Question  When implementing resuscitative endovascular balloon occlusion of the aorta (REBOA), is the distance from the point of entry of the catheter to the balloon position in zones I and III the same for the entire general population?

Findings  In this cohort study performed using 280 computed tomographic scans, the same distances were recorded in 97% of the sample population. These distances are expected to exist in more than 94% of the general population.

Meaning  By marking these 2 distances on the catheter, we found that REBOA could be implemented without fluoroscopy, in emergency prehospital and hospital settings and for every patient regardless of morphometric and medical background data.


Importance  Resuscitative endovascular balloon occlusion of the aorta (REBOA) is an innovative procedure in the treatment of noncompressible truncal hemorrhage. However, readily available fluoroscopy remains a limiting factor in its widespread implementation. Several methods have been proposed to perform REBOA without fluoroscopic guidance, and these methods were adapted predominantly from the military theater.

Objective  To develop a method for performing REBOA in a civilian population using a standardized distance from a set point of entry.

Design, Setting, and Participants  A retrospective study of whole-body computed tomographic (CT) scans from a cohort of 280 consecutive civilian trauma patients from University Hospitals of Lyon, France, was used to calculate the endovascular distances from both femoral arteries at the level of the upper border of the symphysis pubis to aortic zone I (descending thoracic aorta) and zone III (infrarenal aorta). These whole-body CT scans were performed between 2013 and 2015. Data were analyzed from July 16 to December 7, 2015.
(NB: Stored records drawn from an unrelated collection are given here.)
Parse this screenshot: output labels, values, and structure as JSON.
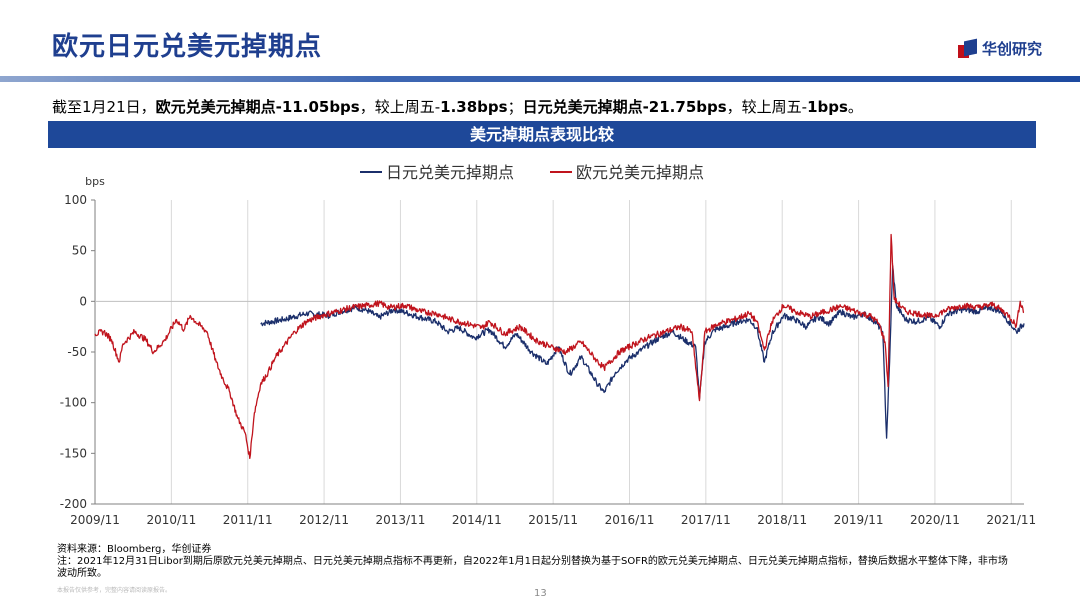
{
  "header": {
    "title": "欧元日元兑美元掉期点",
    "logo_text": "华创研究"
  },
  "summary": {
    "p1": "截至1月21日，",
    "b1": "欧元兑美元掉期点-11.05bps",
    "p2": "，较上周五-",
    "b2": "1.38bps",
    "p3": "；",
    "b3": "日元兑美元掉期点-21.75bps",
    "p4": "，较上周五-",
    "b4": "1bps",
    "p5": "。"
  },
  "chart_banner": "美元掉期点表现比较",
  "chart_data": {
    "type": "line",
    "title": "美元掉期点表现比较",
    "ylabel": "bps",
    "xlabel": "",
    "ylim": [
      -200,
      100
    ],
    "yticks": [
      100,
      50,
      0,
      -50,
      -100,
      -150,
      -200
    ],
    "xlim": [
      2009.833,
      2022.0
    ],
    "xticks": [
      "2009/11",
      "2010/11",
      "2011/11",
      "2012/11",
      "2013/11",
      "2014/11",
      "2015/11",
      "2016/11",
      "2017/11",
      "2018/11",
      "2019/11",
      "2020/11",
      "2021/11"
    ],
    "grid": "vertical",
    "legend": "top-center",
    "series": [
      {
        "name": "日元兑美元掉期点",
        "color": "#1b2f6b",
        "points": [
          [
            2012.0,
            -22
          ],
          [
            2012.3,
            -18
          ],
          [
            2012.6,
            -12
          ],
          [
            2012.9,
            -14
          ],
          [
            2013.05,
            -10
          ],
          [
            2013.25,
            -6
          ],
          [
            2013.4,
            -9
          ],
          [
            2013.55,
            -16
          ],
          [
            2013.75,
            -8
          ],
          [
            2013.9,
            -11
          ],
          [
            2014.1,
            -16
          ],
          [
            2014.3,
            -20
          ],
          [
            2014.45,
            -30
          ],
          [
            2014.6,
            -26
          ],
          [
            2014.8,
            -36
          ],
          [
            2015.0,
            -28
          ],
          [
            2015.2,
            -45
          ],
          [
            2015.35,
            -32
          ],
          [
            2015.55,
            -50
          ],
          [
            2015.75,
            -62
          ],
          [
            2015.9,
            -45
          ],
          [
            2016.05,
            -72
          ],
          [
            2016.2,
            -55
          ],
          [
            2016.4,
            -80
          ],
          [
            2016.5,
            -90
          ],
          [
            2016.65,
            -70
          ],
          [
            2016.8,
            -58
          ],
          [
            2016.95,
            -50
          ],
          [
            2017.1,
            -42
          ],
          [
            2017.25,
            -35
          ],
          [
            2017.4,
            -30
          ],
          [
            2017.55,
            -38
          ],
          [
            2017.7,
            -45
          ],
          [
            2017.75,
            -96
          ],
          [
            2017.82,
            -40
          ],
          [
            2017.95,
            -28
          ],
          [
            2018.1,
            -25
          ],
          [
            2018.25,
            -20
          ],
          [
            2018.4,
            -18
          ],
          [
            2018.5,
            -26
          ],
          [
            2018.6,
            -60
          ],
          [
            2018.7,
            -32
          ],
          [
            2018.85,
            -14
          ],
          [
            2019.0,
            -18
          ],
          [
            2019.15,
            -25
          ],
          [
            2019.3,
            -15
          ],
          [
            2019.45,
            -22
          ],
          [
            2019.6,
            -10
          ],
          [
            2019.75,
            -16
          ],
          [
            2019.9,
            -12
          ],
          [
            2020.05,
            -20
          ],
          [
            2020.15,
            -30
          ],
          [
            2020.2,
            -135
          ],
          [
            2020.24,
            -60
          ],
          [
            2020.28,
            35
          ],
          [
            2020.33,
            -5
          ],
          [
            2020.45,
            -18
          ],
          [
            2020.6,
            -20
          ],
          [
            2020.75,
            -16
          ],
          [
            2020.9,
            -25
          ],
          [
            2021.0,
            -12
          ],
          [
            2021.2,
            -8
          ],
          [
            2021.4,
            -10
          ],
          [
            2021.55,
            -6
          ],
          [
            2021.7,
            -10
          ],
          [
            2021.8,
            -20
          ],
          [
            2021.9,
            -30
          ],
          [
            2022.0,
            -21.75
          ]
        ]
      },
      {
        "name": "欧元兑美元掉期点",
        "color": "#c0141d",
        "points": [
          [
            2009.833,
            -32
          ],
          [
            2009.95,
            -30
          ],
          [
            2010.05,
            -38
          ],
          [
            2010.15,
            -60
          ],
          [
            2010.2,
            -42
          ],
          [
            2010.35,
            -30
          ],
          [
            2010.5,
            -38
          ],
          [
            2010.6,
            -50
          ],
          [
            2010.75,
            -38
          ],
          [
            2010.9,
            -18
          ],
          [
            2011.0,
            -28
          ],
          [
            2011.08,
            -14
          ],
          [
            2011.15,
            -20
          ],
          [
            2011.3,
            -30
          ],
          [
            2011.42,
            -60
          ],
          [
            2011.5,
            -75
          ],
          [
            2011.6,
            -90
          ],
          [
            2011.7,
            -115
          ],
          [
            2011.8,
            -130
          ],
          [
            2011.86,
            -155
          ],
          [
            2011.92,
            -110
          ],
          [
            2012.0,
            -82
          ],
          [
            2012.1,
            -70
          ],
          [
            2012.2,
            -55
          ],
          [
            2012.3,
            -45
          ],
          [
            2012.45,
            -30
          ],
          [
            2012.6,
            -20
          ],
          [
            2012.8,
            -14
          ],
          [
            2013.0,
            -10
          ],
          [
            2013.2,
            -6
          ],
          [
            2013.4,
            -4
          ],
          [
            2013.55,
            -2
          ],
          [
            2013.7,
            -6
          ],
          [
            2013.9,
            -4
          ],
          [
            2014.1,
            -10
          ],
          [
            2014.3,
            -12
          ],
          [
            2014.5,
            -18
          ],
          [
            2014.7,
            -22
          ],
          [
            2014.9,
            -26
          ],
          [
            2015.0,
            -20
          ],
          [
            2015.2,
            -32
          ],
          [
            2015.4,
            -25
          ],
          [
            2015.6,
            -38
          ],
          [
            2015.8,
            -45
          ],
          [
            2016.0,
            -50
          ],
          [
            2016.2,
            -40
          ],
          [
            2016.4,
            -58
          ],
          [
            2016.5,
            -66
          ],
          [
            2016.7,
            -50
          ],
          [
            2016.9,
            -42
          ],
          [
            2017.1,
            -35
          ],
          [
            2017.3,
            -30
          ],
          [
            2017.5,
            -25
          ],
          [
            2017.65,
            -30
          ],
          [
            2017.75,
            -98
          ],
          [
            2017.82,
            -30
          ],
          [
            2018.0,
            -22
          ],
          [
            2018.2,
            -18
          ],
          [
            2018.4,
            -12
          ],
          [
            2018.5,
            -20
          ],
          [
            2018.6,
            -48
          ],
          [
            2018.7,
            -20
          ],
          [
            2018.85,
            -4
          ],
          [
            2019.0,
            -10
          ],
          [
            2019.2,
            -15
          ],
          [
            2019.4,
            -10
          ],
          [
            2019.6,
            -5
          ],
          [
            2019.8,
            -10
          ],
          [
            2020.0,
            -15
          ],
          [
            2020.1,
            -22
          ],
          [
            2020.18,
            -40
          ],
          [
            2020.22,
            -84
          ],
          [
            2020.26,
            66
          ],
          [
            2020.3,
            2
          ],
          [
            2020.45,
            -10
          ],
          [
            2020.6,
            -12
          ],
          [
            2020.8,
            -15
          ],
          [
            2021.0,
            -8
          ],
          [
            2021.2,
            -4
          ],
          [
            2021.4,
            -6
          ],
          [
            2021.6,
            -3
          ],
          [
            2021.8,
            -14
          ],
          [
            2021.9,
            -24
          ],
          [
            2021.95,
            0
          ],
          [
            2022.0,
            -11.05
          ]
        ]
      }
    ]
  },
  "footer": {
    "source": "资料来源：Bloomberg，华创证券",
    "note": "注：2021年12月31日Libor到期后原欧元兑美元掉期点、日元兑美元掉期点指标不再更新，自2022年1月1日起分别替换为基于SOFR的欧元兑美元掉期点、日元兑美元掉期点指标，替换后数据水平整体下降，非市场波动所致。",
    "disclaimer": "本报告仅供参考，完整内容请阅读原报告。",
    "page_number": "13"
  }
}
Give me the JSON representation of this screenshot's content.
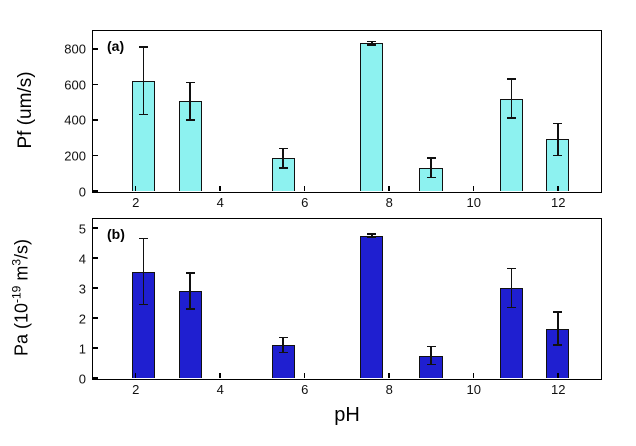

Main Outcomes and Measures  Two segments (1 per zone) common to all CT scans were isolated, and their location, length, prevalence in the cohort, and predicted prevalence in the general population were calculated by inverting 99% certainty tolerance limits.

Results  Among the 280 trauma patients (140 men and 140 women) in this study, the mean (SD) height was 170.7 (8.7) cm, and the mean (SD) age was 38.8 (16.5) years. The common segment in zone I (414-474 mm) existed in all CT scans. The common segment in zone III (236-256 mm) existed in 99.6% and 97.9% of CT scans from the right and left femoral arteries, respectively. These segments are expected to exist in 98.7% (zone I) and 94.9% (zone III) of the general population.

Conclusions and Relevance  Target distances for blind placement of REBOA exist with more than 94% prevalence in a civilian population. These findings support the expanded use of REBOA in emergency department and prehospital settings. Validation for safety and efficacy on cadaveric and clinical models is necessary.